Zacharias and Smith might well be right, but not for the reasons they advertise.

Their core argument is that the high cost of the current supply of fossil fuel energy is having the effect of driving down market demand. Consumer appetite for “renewables” is going to force the big bad oil and gas companies out of business – just you wait and see.

Zacharias and Smith are onto something, but they aren’t being honest about what the something is. 

Their argument, and I quote, is that “Today’s high prices, combined with the war in Ukraine, are only accelerating the drive toward cheaper energy sources.”  And that “The shift away from fossil fuels is accelerating, and it will be permanent, so it’s time for politicians, especially Western premiers, to name the opportunity and talk publicly about what this generational shift in our economy will look like over the next two decades.”

Of course, there has been no such “market” shift away from fossil fuel consumption, nor has there been any reduced demand of a scale that is condemning the hydrocarbon industry to the dustbin of history. Sure, some people are trying to use fossil fuels more efficiently, but that’s because they need them but can’t afford them. Government action has pushed the price of these fuels through the roof and interfered with the normal market conditions that would push those prices back down. Zacharias and Smith are indeed clever – they are spinning this tale of a populist green uprising to conceal what is a top down government controlled assault on affordability. This is what a just transition really means: government and their many voices in media working overtime to kill off an energy industry that makes life affordable, so they can give you a life they think you need to live.

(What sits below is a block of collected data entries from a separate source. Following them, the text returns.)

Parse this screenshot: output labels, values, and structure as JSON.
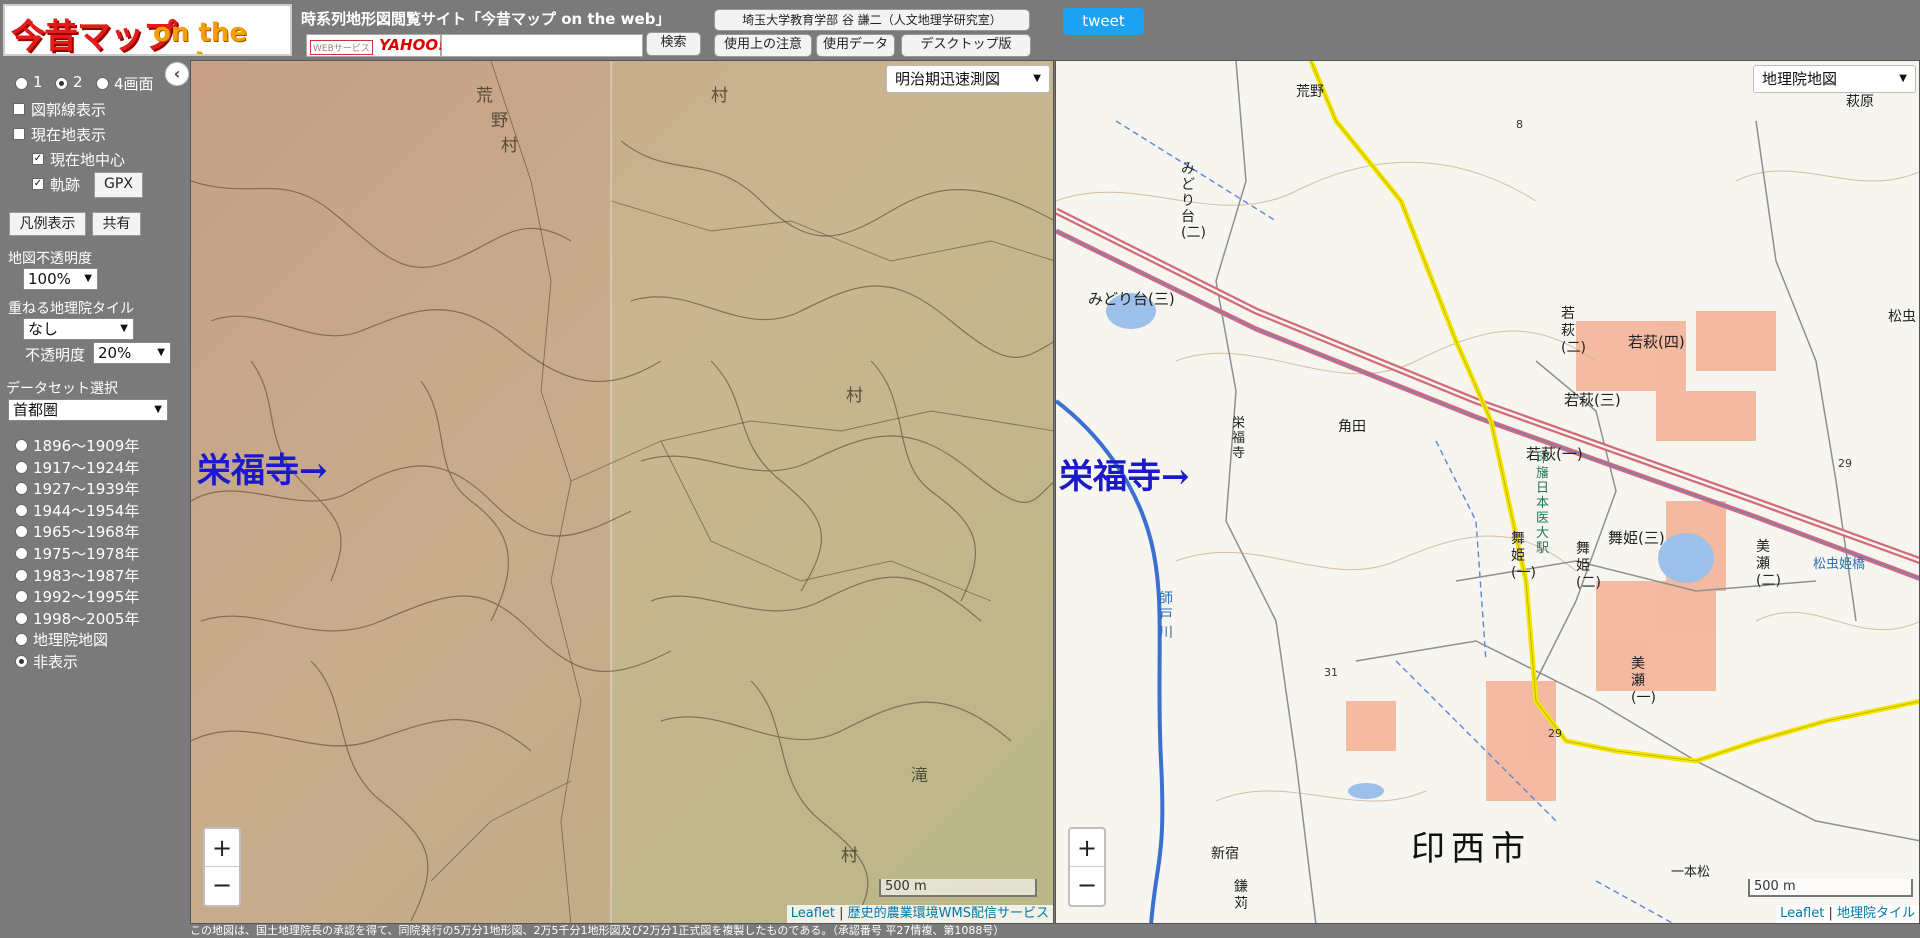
{
  "header": {
    "logo_text_main": "今昔マップ",
    "logo_text_sub": "on the web",
    "site_title": "時系列地形図閲覧サイト「今昔マップ on the web」",
    "yahoo_web_service": "WEBサービス",
    "yahoo_label": "YAHOO!",
    "search_value": "",
    "search_button": "検索",
    "affiliation_button": "埼玉大学教育学部 谷 謙二（人文地理学研究室）",
    "notice_button": "使用上の注意",
    "data_button": "使用データ",
    "desktop_button": "デスクトップ版",
    "tweet_button": "tweet"
  },
  "sidebar": {
    "collapse_label": "‹",
    "screen_options": [
      {
        "label": "1",
        "selected": false
      },
      {
        "label": "2",
        "selected": true
      },
      {
        "label": "4画面",
        "selected": false
      }
    ],
    "map_frame_label": "図郭線表示",
    "current_location_label": "現在地表示",
    "center_current_label": "現在地中心",
    "track_label": "軌跡",
    "gpx_button": "GPX",
    "legend_button": "凡例表示",
    "share_button": "共有",
    "opacity_label": "地図不透明度",
    "opacity_value": "100%",
    "overlay_tile_label": "重ねる地理院タイル",
    "overlay_tile_value": "なし",
    "overlay_opacity_label": "不透明度",
    "overlay_opacity_value": "20%",
    "dataset_label": "データセット選択",
    "dataset_value": "首都圏",
    "periods": [
      {
        "label": "1896～1909年",
        "selected": false
      },
      {
        "label": "1917～1924年",
        "selected": false
      },
      {
        "label": "1927～1939年",
        "selected": false
      },
      {
        "label": "1944～1954年",
        "selected": false
      },
      {
        "label": "1965～1968年",
        "selected": false
      },
      {
        "label": "1975～1978年",
        "selected": false
      },
      {
        "label": "1983～1987年",
        "selected": false
      },
      {
        "label": "1992～1995年",
        "selected": false
      },
      {
        "label": "1998～2005年",
        "selected": false
      },
      {
        "label": "地理院地図",
        "selected": false
      },
      {
        "label": "非表示",
        "selected": true
      }
    ]
  },
  "left_map": {
    "layer_select": "明治期迅速測図",
    "landmark": "栄福寺→",
    "zoom_in": "+",
    "zoom_out": "−",
    "scale": "500 m",
    "attribution_leaflet": "Leaflet",
    "attribution_sep": " | ",
    "attribution_source": "歴史的農業環境WMS配信サービス",
    "map_labels": [
      "荒野村",
      "村",
      "村",
      "村",
      "滝"
    ]
  },
  "right_map": {
    "layer_select": "地理院地図",
    "landmark": "栄福寺→",
    "zoom_in": "+",
    "zoom_out": "−",
    "scale": "500 m",
    "attribution_leaflet": "Leaflet",
    "attribution_sep": " | ",
    "attribution_source": "地理院タイル",
    "map_labels": {
      "city": "印西市",
      "midori2": "みどり台(二)",
      "midori3": "みどり台(三)",
      "wakahagi4": "若萩(四)",
      "wakahagi3": "若萩(三)",
      "wakahagi1": "若萩(一)",
      "wakahagi2": "若萩(二)",
      "maihime3": "舞姫(三)",
      "maihime1": "舞姫(一)",
      "maihime2": "舞姫(二)",
      "station": "印旛日本医大駅",
      "kakuta": "角田",
      "eifukuji": "栄福寺",
      "kouya": "荒野",
      "shinjuku": "新宿",
      "misose": "美瀬(一)",
      "misose2": "美瀬(二)",
      "river": "師戸川",
      "hagiwara": "萩原",
      "matsumushi": "松虫",
      "matsumushihime": "松虫姫橋",
      "ipponmatsu": "一本松",
      "kamakari": "鎌苅",
      "elev1": "31",
      "elev2": "29",
      "elev3": "29",
      "elev4": "8"
    }
  },
  "footer_note": "この地図は、国土地理院長の承認を得て、同院発行の5万分1地形図、2万5千分1地形図及び2万分1正式図を複製したものである。（承認番号 平27情複、第1088号）",
  "colors": {
    "background": "#7a7a7a",
    "tweet": "#1da1f2",
    "landmark": "#1a1acc",
    "railway": "#d26b7a",
    "road_yellow": "#f3e600",
    "residential": "#f2a68a"
  }
}
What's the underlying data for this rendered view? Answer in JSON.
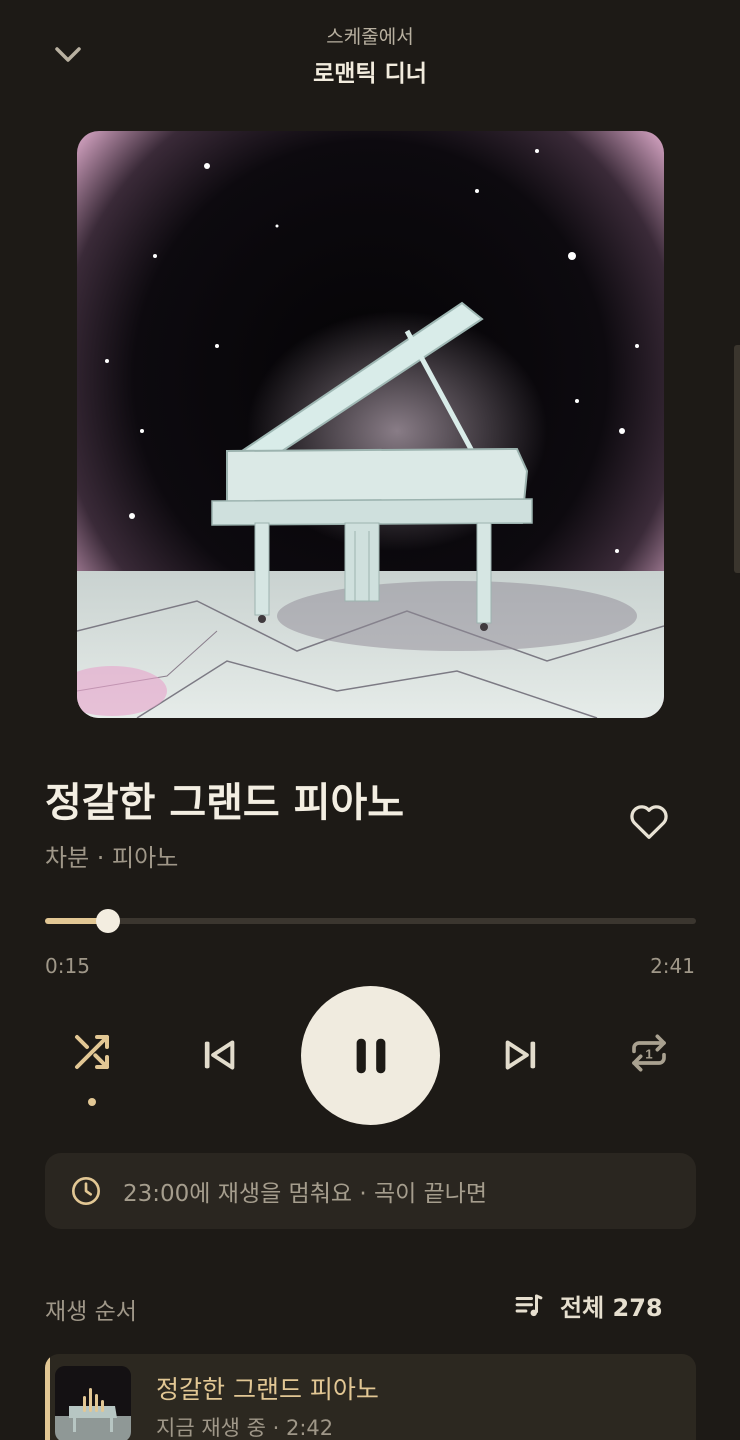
{
  "header": {
    "source_label": "스케줄에서",
    "schedule_name": "로맨틱 디너",
    "collapse_icon": "chevron-down-icon"
  },
  "track": {
    "title": "정갈한 그랜드 피아노",
    "meta": "차분 · 피아노",
    "favorite_icon": "heart-outline-icon"
  },
  "progress": {
    "current": "0:15",
    "total": "2:41",
    "fraction": 0.0969
  },
  "controls": {
    "shuffle_icon": "shuffle-icon",
    "shuffle_active": true,
    "prev_icon": "skip-previous-icon",
    "play_state_icon": "pause-icon",
    "next_icon": "skip-next-icon",
    "repeat_icon": "repeat-one-icon"
  },
  "sleep_timer": {
    "icon": "clock-icon",
    "text": "23:00에 재생을 멈춰요 · 곡이 끝나면"
  },
  "queue": {
    "label": "재생 순서",
    "all_icon": "queue-music-icon",
    "all_label": "전체 278",
    "items": [
      {
        "title": "정갈한 그랜드 피아노",
        "subtitle": "지금 재생 중 · 2:42"
      }
    ]
  },
  "colors": {
    "background": "#1d1a16",
    "accent": "#e2c794",
    "play_button": "#f0ebdf"
  }
}
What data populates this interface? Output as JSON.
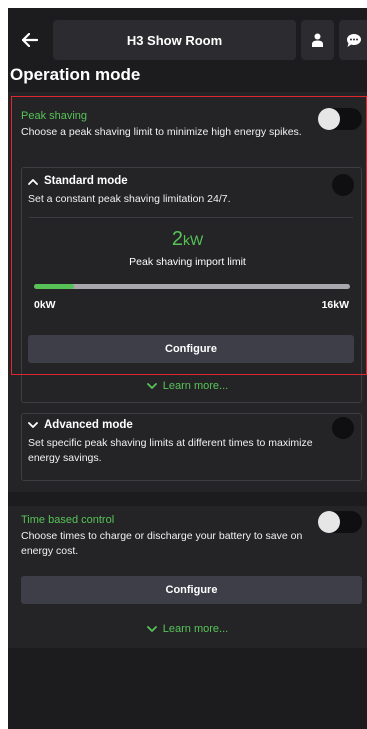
{
  "header": {
    "title": "H3 Show Room",
    "back_icon": "arrow-left-icon",
    "user_icon": "person-icon",
    "chat_icon": "chat-bubble-icon"
  },
  "page": {
    "title": "Operation mode"
  },
  "peak_shaving": {
    "title": "Peak shaving",
    "description": "Choose a peak shaving limit to minimize high energy spikes.",
    "toggle_on": false,
    "standard_mode": {
      "title": "Standard mode",
      "description": "Set a constant peak shaving limitation 24/7.",
      "value": "2",
      "unit": "kW",
      "value_label": "Peak shaving import limit",
      "slider_fraction": 0.125,
      "min_label": "0kW",
      "max_label": "16kW",
      "configure_label": "Configure"
    },
    "learn_more": "Learn more...",
    "advanced_mode": {
      "title": "Advanced mode",
      "description": "Set specific peak shaving limits at different times to maximize energy savings."
    }
  },
  "time_based": {
    "title": "Time based control",
    "description": "Choose times to charge or discharge your battery to save on energy cost.",
    "toggle_on": false,
    "configure_label": "Configure",
    "learn_more": "Learn more..."
  },
  "colors": {
    "accent": "#57c356",
    "background": "#1c1c1e",
    "panel": "#242427",
    "button": "#3d3e47",
    "highlight": "#e0262e"
  }
}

Consumers face provincial and federal carbon taxes, the clean fuel standard (a second carbon tax), anti-development legislation (remember Bills C-48 and C-69), boondoggle subsidies to renewable sectors like wind and electric vehicles, emission reduction caps, 2030 targets, 2050 net zero targets, and on and on….

But these explicit anti-industry measures driving up energy aren’t enough.

Their damaging effects are compounded by the fact that the recent price surge in fossil fuels has not – as with past increases – driven billions into new development investments for more fuels for consumers. So prices are going up faster, shortages are in the offing, and the green agenda is coasting on a lie that this is actually a just transition to things green.